Это «сложение слов» в сердце Марии, по гениальной интуиции Владимира Лосского (в очерке «Всесвятая»), становится началом церковного Предания. Так кем-то выношенные и сложенные слова, которые сами мы физическим ухом никогда не слышали и глазами не читали, слагаются и в нашем сердце, обретают историю и память, и эта память переходит от нас к другим. И вот это невидимое вселение Слова, которое мы празднуем, вспоминая на Благовещение, служит и иконой всякого человеческого зачатия. Икона, оттиск, знак не есть, разумеется, подлинник, но она, как весть Ангела; тех, кто открыт ей, она извещает о Первообразе. Слово дает начало человеческой жизни, несущей на себе Его отпечаток, ибо оно вселяется — не в сердце буквально — а в материнскую утробу, но сколько раз говорится в Библии о «благоутробии Божием», о Боге как о матери, и если не брать эти слова в их анатомическом, физиологическом смысле, то и «сердце», и «утроба» — это лишь разные обозначения какого-то глубинного, любящего и сокрытого начала — как в Боге, так и в человеке.

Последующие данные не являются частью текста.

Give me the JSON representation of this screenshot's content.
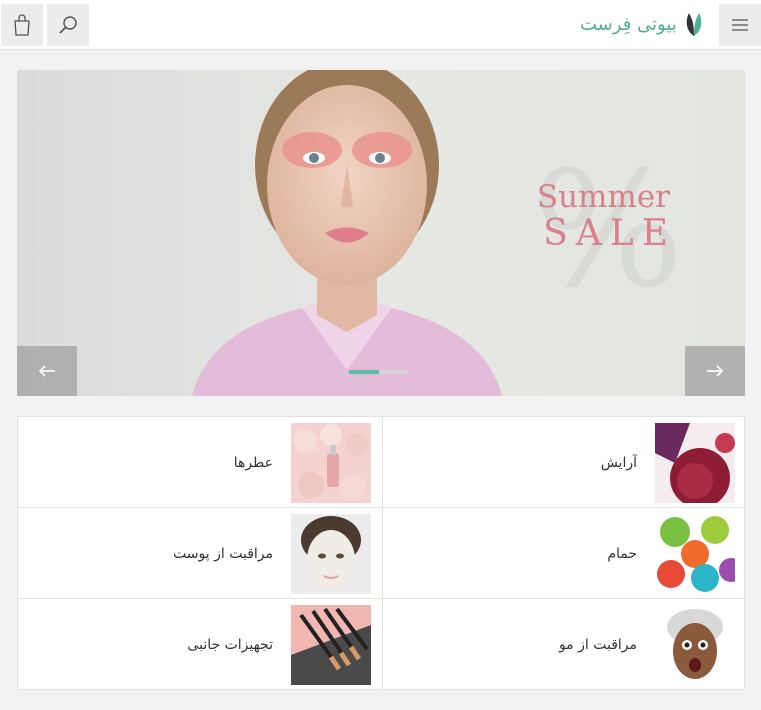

Всякий человек рождается малым, со строчной буквы «преданием», передающим генетическую память о своих предках, но и сохраняющим подспудную память о работе Слова Божия в нем, ибо «без Него ничто не начало быть, что начало быть» (Ин.1,2). От Бога к человеку, в невидимое «изначальное» начало его, нисходит животворящая сила, и Кто-то, в какое-то выбранное им время словом творит зачатие. Человека нет ни в семени мужчины, ни в яйцеклетке женщины, но стоит им соединиться, как весть, которую Бог предназначил прозвучать, выйти из тьмы к свету, из Его замысла в нашу плоть, выливается из сердца, одевается кожей, становится Его образом. «Это тайна, — сказал мне однажды замечательный французский генетик Жером Лежен, скончавшийся несколько лет назад, — чем больше я ею занимаюсь, тем меньше могу разгадать».
4. Суд Соломона
Более 10 лет назад во Франции вышла его книга, которую он, автор множества научных трудов, считал если не самой важной, то самой «миссионерской» из всего им написанного. Она представляет собой документальную запись бракоразводного процесса, происходившего в конце 80-х годов в одном маленьком городке в штате Тенесси, в Соединенных Штатах. Некая супружеская пара, не будучи в состоянии произвести детей естественным путем, прибегла к искусственному оплодотворению в пробирке, и существа, полученные таким образом были заморожены. В это время супруг решил развестись со своей женой, и суд, который занимался расторжением брака, должен был вынести решение, что делать с семью замороженными эмбрионами, то есть решить, идет ли речь о юных претендентах на человеческую жизнь, которых надлежит доверить матери, либо всего лишь о некоем научном эксперименте, который, ввиду распада семьи, следует прекратить, уничтожив, естественно, содержимое пробирок.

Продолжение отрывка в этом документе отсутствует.